We have restored a cluster from a backup and removed all SG views (leaving the CB indexes) so that we can perform some N1QL queries. Once the views were removed the disk usage dropped substantially, the CPU usage decreased and rebalances started working first time and quickly. N1QL queries were performant and did not cause fail overs, the number of resident documents increased substantially and everything in the cluster appeared to work much better.

We would be interested in swapping SG to use indexes rather than views (use_views: false, in config), but we believe that in CE this would require setting index replicas to 0, and we are concerned that a loss of a node would result in the indexes needing to be rebuilt and thus leaving us in a situation where CPU would increase and our performance would degrade beyond an acceptable level.

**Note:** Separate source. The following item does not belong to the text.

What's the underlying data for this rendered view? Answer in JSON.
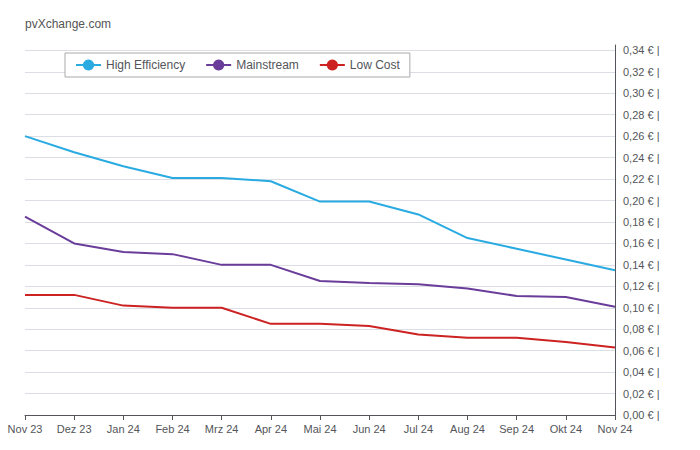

Perhaps someone can answer the following questions, the help us understand what is happening.

  1. Why do the views rebuild when a server is failed over? And is there a way to stop this?

  2. Why does the disk usage increase so much during rebalance/view building?

  3. What would happen in the case of a failover with regards to SG indexes (use_views: false)? would they rebuild automatically and if so, what impact would this have on serving requests for documents not yet indexed?

  4. Why are the servers failing over during periods of sustained high CPU usage? I cannot see anything relevant in the logs.

Any help understanding the above would be greatly appreciated.

Nathan